Ini life crisis kedua. Bukan perkara mencari gelora. Bukan tentang hidup mau jadi apa. Itu sudah reda. Sepertinya sudah reda. Ini perkara aku ini manusia apa, manusia yang mau membawa hidup ke depannya dengan cara apa. Mau bertahan hidup dengan apa. Melepaskan diri dari keinginan dunia, mengerucutkannya menjadi kebutuhan negeri fana. Hah, dramatis.
Pertama-tama, keinginan untuk mencukupi kebutuhan diri sendiri dengan keringat sendiri, mengingat umur sudah hampir menginjak 20 tahun dalam kurang dari 3 bulan pula. Mulai malu akan mengemis akan lembaran-lembaran merah, biru, hijau yang ada di tabungan orang tua. Mereka saja bisa menyimpan harta untuk menyekolahkanku sedemikian rupa, mengapa aku yang notabenenya masih tinggal bersama, tidak mampu menyimpan apa yang sebenarnya pun juga masih milik mereka?
Pilihan datang silih berganti. Namun, selimut ketakutan selalu menutupi dan ego tinggi masih susah diperangi. Ini menyoal tentang harga diri. Padahal, di mata sang ilahi, semua simetri. Manusia dan perangai tidak bisa dicerai.
Kembali melihat keadaan. Bersyukur dengan adanya kawan. Saran darinya selalu menenangkan. Mengembalikan kesadaran yang seman. Terima kasih, taulan.

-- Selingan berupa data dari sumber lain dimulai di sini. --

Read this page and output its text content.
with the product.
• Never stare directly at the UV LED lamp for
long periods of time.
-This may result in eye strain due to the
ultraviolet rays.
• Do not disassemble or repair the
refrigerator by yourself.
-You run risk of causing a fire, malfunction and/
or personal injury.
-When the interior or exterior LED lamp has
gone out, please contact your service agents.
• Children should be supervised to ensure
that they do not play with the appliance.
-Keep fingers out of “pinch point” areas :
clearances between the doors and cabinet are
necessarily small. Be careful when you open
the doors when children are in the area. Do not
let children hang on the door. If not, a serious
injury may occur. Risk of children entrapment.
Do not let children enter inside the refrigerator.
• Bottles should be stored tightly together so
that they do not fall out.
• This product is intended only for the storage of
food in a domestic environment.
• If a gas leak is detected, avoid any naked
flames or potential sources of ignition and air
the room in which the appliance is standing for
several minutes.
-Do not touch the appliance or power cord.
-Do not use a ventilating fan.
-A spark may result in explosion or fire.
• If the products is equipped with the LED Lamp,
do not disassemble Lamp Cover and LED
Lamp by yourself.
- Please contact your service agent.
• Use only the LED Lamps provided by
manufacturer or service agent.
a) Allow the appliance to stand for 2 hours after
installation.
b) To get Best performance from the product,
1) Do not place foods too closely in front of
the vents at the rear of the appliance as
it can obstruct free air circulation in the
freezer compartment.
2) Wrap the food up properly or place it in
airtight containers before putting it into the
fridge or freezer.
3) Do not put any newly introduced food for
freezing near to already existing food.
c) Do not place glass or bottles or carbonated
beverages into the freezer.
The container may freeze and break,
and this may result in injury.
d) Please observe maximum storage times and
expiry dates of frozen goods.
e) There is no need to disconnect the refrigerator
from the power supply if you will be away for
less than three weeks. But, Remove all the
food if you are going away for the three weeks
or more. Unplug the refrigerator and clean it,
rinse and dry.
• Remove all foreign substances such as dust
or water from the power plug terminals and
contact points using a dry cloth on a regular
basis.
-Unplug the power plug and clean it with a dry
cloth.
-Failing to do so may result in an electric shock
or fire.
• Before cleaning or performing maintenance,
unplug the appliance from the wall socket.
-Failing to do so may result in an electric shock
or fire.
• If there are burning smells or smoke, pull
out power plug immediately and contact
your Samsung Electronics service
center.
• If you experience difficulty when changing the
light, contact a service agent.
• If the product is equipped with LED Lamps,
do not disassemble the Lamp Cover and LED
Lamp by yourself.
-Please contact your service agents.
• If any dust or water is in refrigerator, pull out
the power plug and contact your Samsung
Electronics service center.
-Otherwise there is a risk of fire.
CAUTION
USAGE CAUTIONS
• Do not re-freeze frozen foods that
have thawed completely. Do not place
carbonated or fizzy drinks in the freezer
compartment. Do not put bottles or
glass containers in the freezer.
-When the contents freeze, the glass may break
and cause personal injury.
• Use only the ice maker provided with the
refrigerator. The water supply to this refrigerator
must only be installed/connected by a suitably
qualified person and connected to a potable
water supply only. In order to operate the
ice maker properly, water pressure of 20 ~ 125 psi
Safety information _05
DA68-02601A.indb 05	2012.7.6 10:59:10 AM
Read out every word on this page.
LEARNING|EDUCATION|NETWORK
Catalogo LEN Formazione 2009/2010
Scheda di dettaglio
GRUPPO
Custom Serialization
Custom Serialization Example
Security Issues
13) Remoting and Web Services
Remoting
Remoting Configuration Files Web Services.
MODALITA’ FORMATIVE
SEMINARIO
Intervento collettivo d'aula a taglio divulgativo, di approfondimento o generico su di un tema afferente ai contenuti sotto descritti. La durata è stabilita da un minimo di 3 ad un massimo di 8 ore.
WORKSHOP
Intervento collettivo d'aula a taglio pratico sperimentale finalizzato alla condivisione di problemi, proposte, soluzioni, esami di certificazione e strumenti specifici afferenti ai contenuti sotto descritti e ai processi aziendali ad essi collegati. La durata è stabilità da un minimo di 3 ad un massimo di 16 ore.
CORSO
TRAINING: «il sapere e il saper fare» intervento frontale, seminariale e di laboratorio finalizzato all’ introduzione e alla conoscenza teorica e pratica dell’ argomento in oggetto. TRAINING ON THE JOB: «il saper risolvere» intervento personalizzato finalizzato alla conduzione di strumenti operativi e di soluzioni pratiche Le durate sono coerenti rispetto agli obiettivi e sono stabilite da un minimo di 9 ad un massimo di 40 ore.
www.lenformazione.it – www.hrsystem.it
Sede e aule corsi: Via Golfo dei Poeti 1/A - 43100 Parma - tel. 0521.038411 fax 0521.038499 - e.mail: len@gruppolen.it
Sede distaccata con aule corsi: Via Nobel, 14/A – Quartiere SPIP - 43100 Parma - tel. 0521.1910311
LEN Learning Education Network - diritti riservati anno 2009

Ditambah kecilnya kota yang sekarang aku tinggali, membuatku ingin lari, mencari sisi luar yang tak ada terminasi, membuatku meminta kepada sang Maha Pemberi, untuk keluarkan aku dari sini, bawa aku ke dunia yang menyepakati ilusi.
P.S.
Kalo galau kok jadi begini. Galaunya sekarang menyoal kehidupan, dewasa belum ya? Belum, masih berantem sama ibunda perihal telat mandi.